Commands:  dewarp econf errs gpageseg gtedit hocr linegen lpred ltrain nlbin rpred rtrain results 

Run with docker command

You can run ocropy from the command line:

docker run -v `pwd`:/work kbai/ocropy /ocropy/ocropus-rpred *.png

This will:

See the Docker documentation to see how you need to use the -v flag and other flags.

You can also do training and all the other operations you'd normally run with an ocropy installation.

Models

By default, docker-ocropy ships with the models ocropy/en-default and ocropy/fraktur.
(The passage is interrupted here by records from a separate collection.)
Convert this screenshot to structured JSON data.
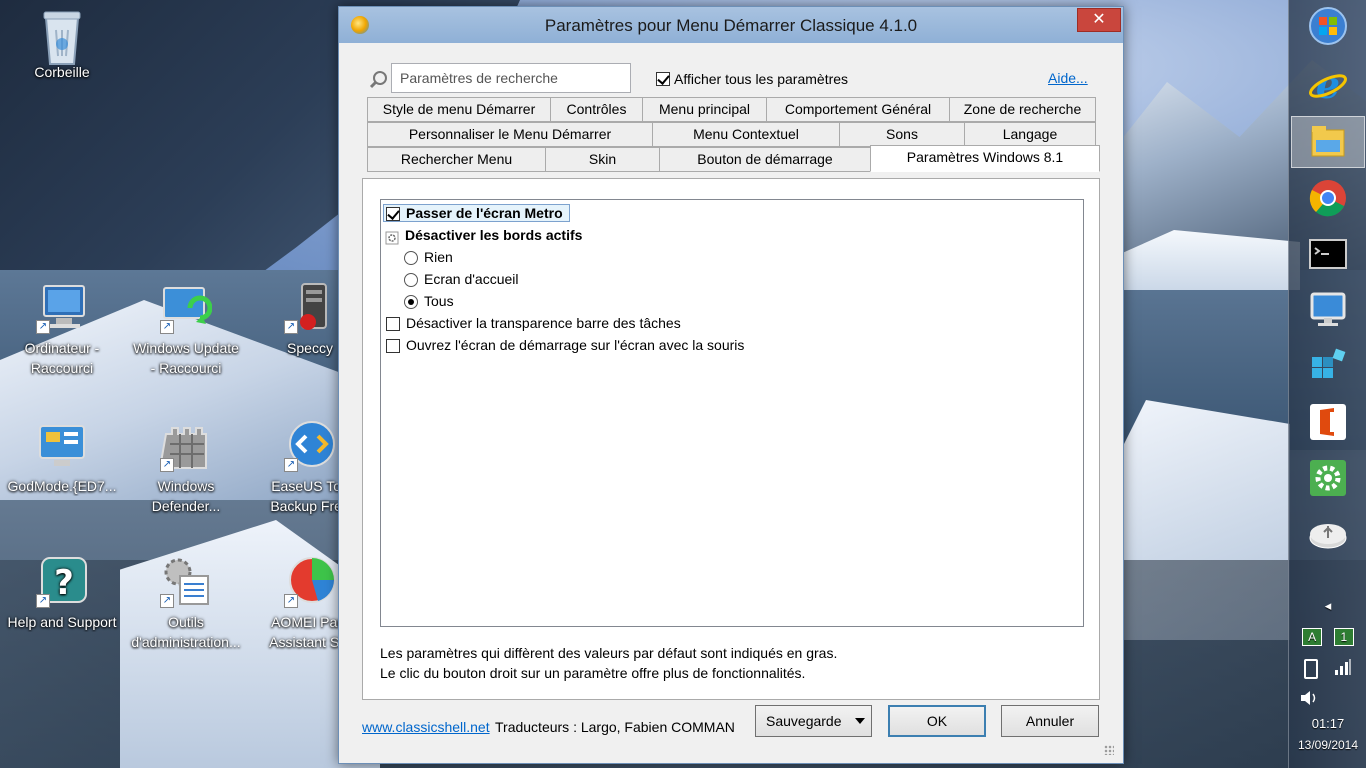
{
  "desktop": {
    "icons": [
      {
        "name": "recycle-bin",
        "label1": "Corbeille",
        "label2": ""
      },
      {
        "name": "computer",
        "label1": "Ordinateur -",
        "label2": "Raccourci"
      },
      {
        "name": "windows-update",
        "label1": "Windows Update",
        "label2": "- Raccourci"
      },
      {
        "name": "speccy",
        "label1": "Speccy",
        "label2": ""
      },
      {
        "name": "godmode",
        "label1": "GodMode.{ED7...",
        "label2": ""
      },
      {
        "name": "windows-defender",
        "label1": "Windows",
        "label2": "Defender..."
      },
      {
        "name": "easeus",
        "label1": "EaseUS Tod",
        "label2": "Backup Free"
      },
      {
        "name": "help-support",
        "label1": "Help and Support",
        "label2": ""
      },
      {
        "name": "admin-tools",
        "label1": "Outils",
        "label2": "d'administration..."
      },
      {
        "name": "aomei",
        "label1": "AOMEI Parti",
        "label2": "Assistant Sta"
      }
    ]
  },
  "window": {
    "title": "Paramètres pour Menu Démarrer Classique 4.1.0",
    "close_glyph": "✕",
    "search_placeholder": "Paramètres de recherche",
    "show_all_label": "Afficher tous les paramètres",
    "show_all_checked": true,
    "help_label": "Aide...",
    "tabs_row1": [
      "Style de menu Démarrer",
      "Contrôles",
      "Menu principal",
      "Comportement Général",
      "Zone de recherche"
    ],
    "tabs_row2": [
      "Personnaliser le Menu Démarrer",
      "Menu Contextuel",
      "Sons",
      "Langage"
    ],
    "tabs_row3": [
      "Rechercher Menu",
      "Skin",
      "Bouton de démarrage",
      "Paramètres Windows 8.1"
    ],
    "active_tab": "Paramètres Windows 8.1",
    "settings": {
      "skip_metro": "Passer de l'écran Metro",
      "disable_hot_corners": "Désactiver les bords actifs",
      "opt_none": "Rien",
      "opt_start_screen": "Ecran d'accueil",
      "opt_all": "Tous",
      "disable_taskbar_transparency": "Désactiver la transparence barre des tâches",
      "open_start_screen_mouse": "Ouvrez l'écran de démarrage sur l'écran avec la souris"
    },
    "note_line1": "Les paramètres qui diffèrent des valeurs par défaut sont indiqués en gras.",
    "note_line2": "Le clic du bouton droit sur un paramètre offre plus de fonctionnalités.",
    "site_link": "www.classicshell.net",
    "translators": "Traducteurs : Largo, Fabien COMMAN",
    "backup_label": "Sauvegarde",
    "ok_label": "OK",
    "cancel_label": "Annuler"
  },
  "taskbar": {
    "apps": [
      "windows-start-orb",
      "internet-explorer",
      "file-explorer",
      "chrome",
      "command-prompt",
      "computer-monitor",
      "registry-cubes",
      "office-app",
      "settings-gear",
      "usb-device"
    ],
    "time": "01:17",
    "date": "13/09/2014",
    "indicator_a": "A",
    "indicator_1": "1",
    "show_hidden_glyph": "◂"
  },
  "colors": {
    "window_border": "#6c8fb7",
    "titlebar": "#a8c2e0",
    "close": "#c9463d",
    "link": "#0066cc",
    "selection": "#e5f3fb"
  }
}
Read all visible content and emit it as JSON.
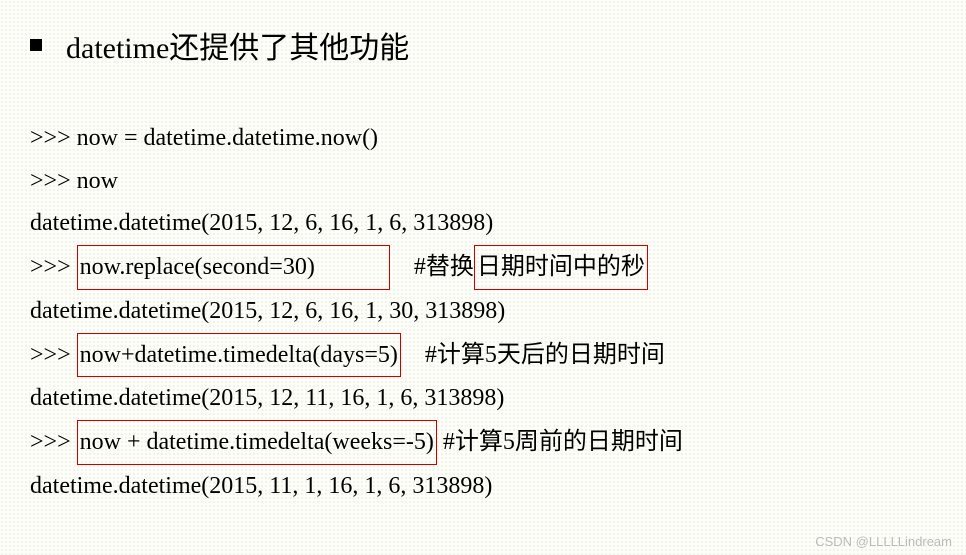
{
  "heading": {
    "text": "datetime还提供了其他功能"
  },
  "code": {
    "line1": ">>> now = datetime.datetime.now()",
    "line2": ">>> now",
    "line3": "datetime.datetime(2015, 12, 6, 16, 1, 6, 313898)",
    "line4_prefix": ">>> ",
    "line4_box": "now.replace(second=30)            ",
    "line4_suffix": "    #替换",
    "line4_box2": "日期时间中的秒",
    "line5": "datetime.datetime(2015, 12, 6, 16, 1, 30, 313898)",
    "line6_prefix": ">>> ",
    "line6_box": "now+datetime.timedelta(days=5)",
    "line6_suffix": "    #计算5天后的日期时间",
    "line7": "datetime.datetime(2015, 12, 11, 16, 1, 6, 313898)",
    "line8_prefix": ">>> ",
    "line8_box": "now + datetime.timedelta(weeks=-5)",
    "line8_suffix": " #计算5周前的日期时间",
    "line9": "datetime.datetime(2015, 11, 1, 16, 1, 6, 313898)"
  },
  "watermark": "CSDN @LLLLLindream"
}
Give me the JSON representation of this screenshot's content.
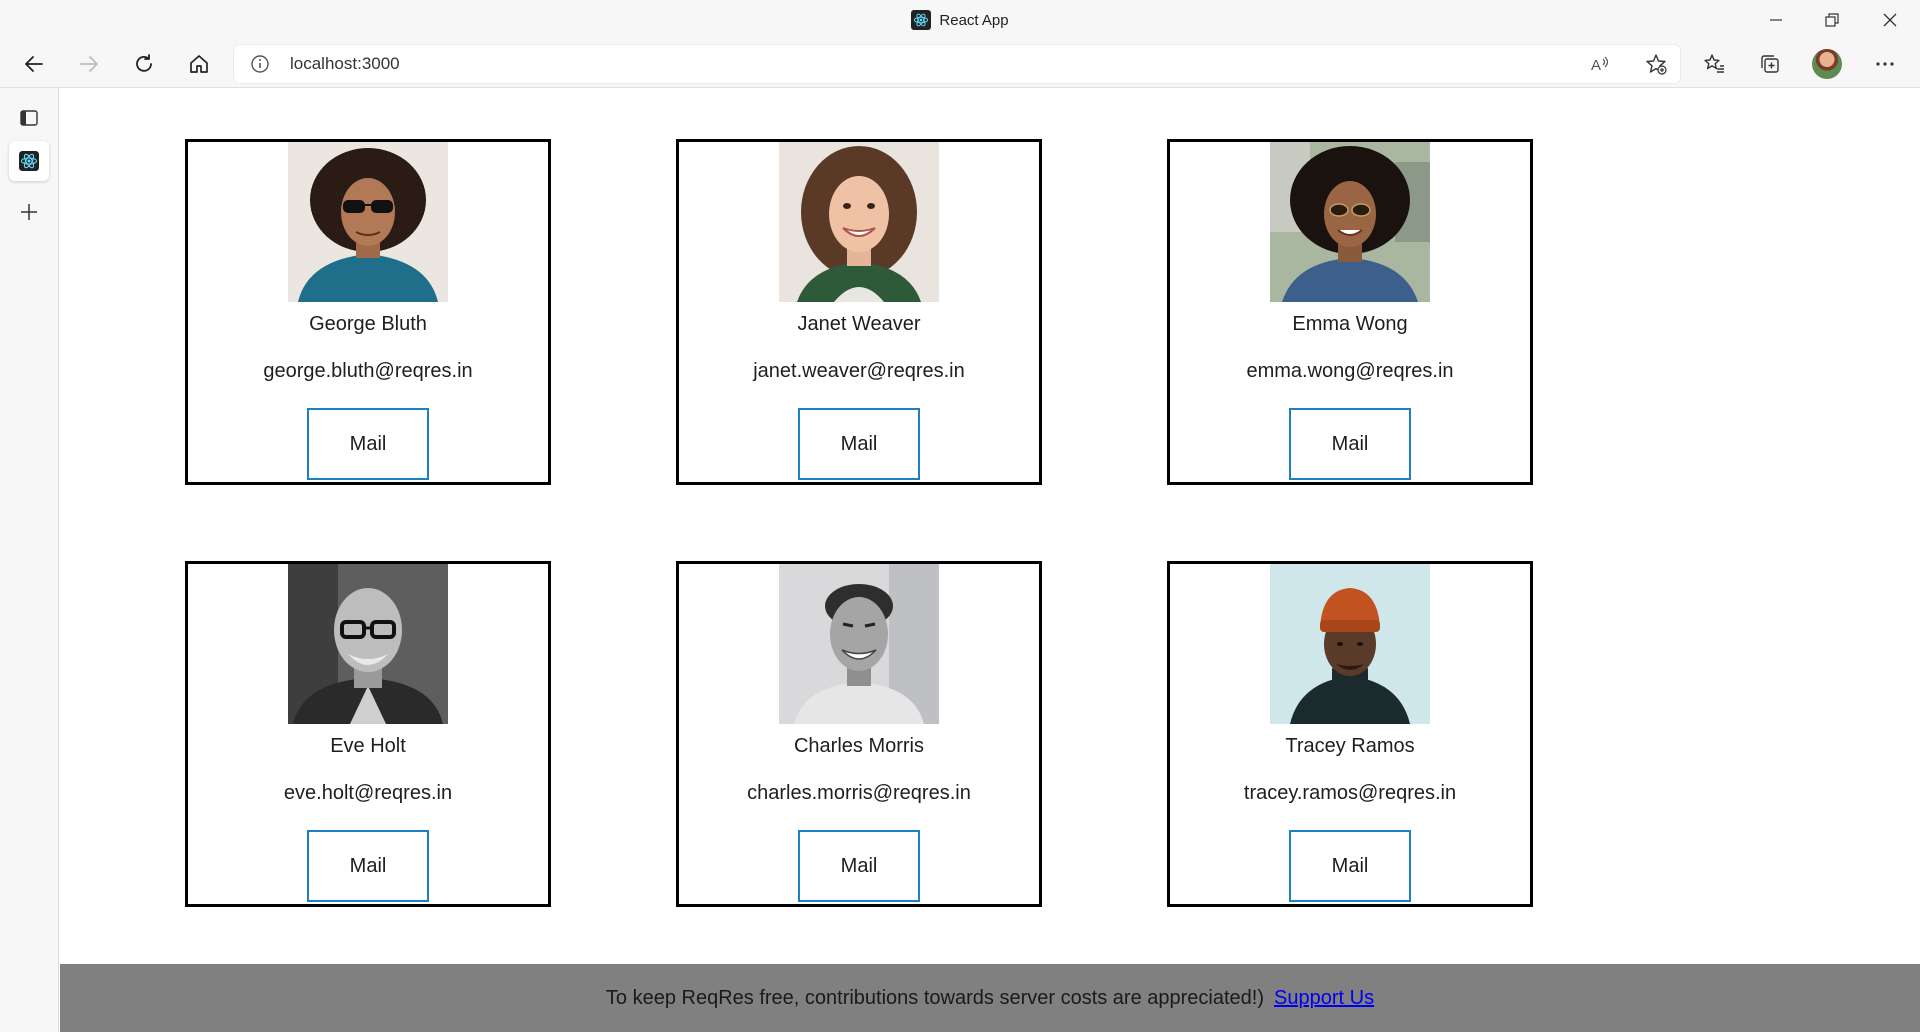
{
  "window": {
    "title": "React App"
  },
  "toolbar": {
    "url": "localhost:3000"
  },
  "users": [
    {
      "name": "George Bluth",
      "email": "george.bluth@reqres.in",
      "mail_label": "Mail"
    },
    {
      "name": "Janet Weaver",
      "email": "janet.weaver@reqres.in",
      "mail_label": "Mail"
    },
    {
      "name": "Emma Wong",
      "email": "emma.wong@reqres.in",
      "mail_label": "Mail"
    },
    {
      "name": "Eve Holt",
      "email": "eve.holt@reqres.in",
      "mail_label": "Mail"
    },
    {
      "name": "Charles Morris",
      "email": "charles.morris@reqres.in",
      "mail_label": "Mail"
    },
    {
      "name": "Tracey Ramos",
      "email": "tracey.ramos@reqres.in",
      "mail_label": "Mail"
    }
  ],
  "footer": {
    "text": "To keep ReqRes free, contributions towards server costs are appreciated!)",
    "link_label": "Support Us"
  },
  "colors": {
    "card_border": "#000000",
    "button_border": "#1e7fc1",
    "footer_bg": "#808080",
    "link": "#0000ee"
  }
}
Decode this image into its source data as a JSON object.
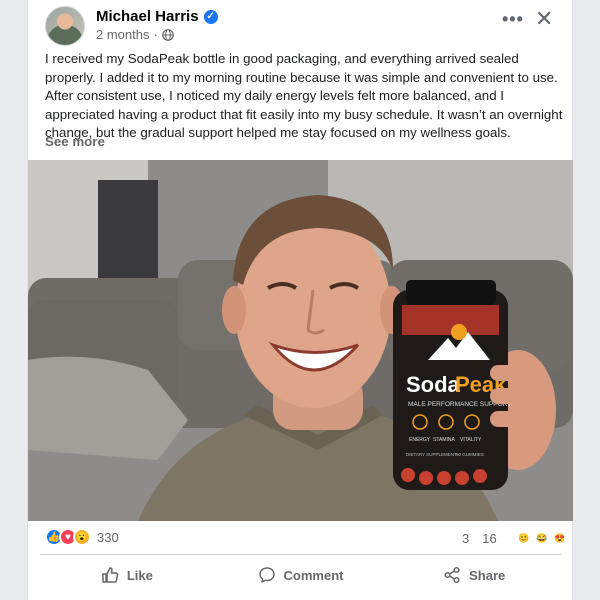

These are found in /ocropy/models, i.e. use

docker run --rm -it kbai/ocropy ocropus-rpred -m en-default.pyrnn.gz ...
# or
docker run --rm -it kbai/ocropy ocropus-rpred -m /ocropy/models/en-default.pyrnn.gz ...

Train it

Use the ocrotrain.sh script to see how to train the engine:

docker run -v "$PWD:/work" kbai/ocropy ./ocrotrain.sh

This will download the uw3-100 dataset dataset and run ocropus-rtrain on it.

Build it

If you want to adapt the Dockerfile and rebuild the image, you can do so with

docker build [-t '<username>/<reponame>'] .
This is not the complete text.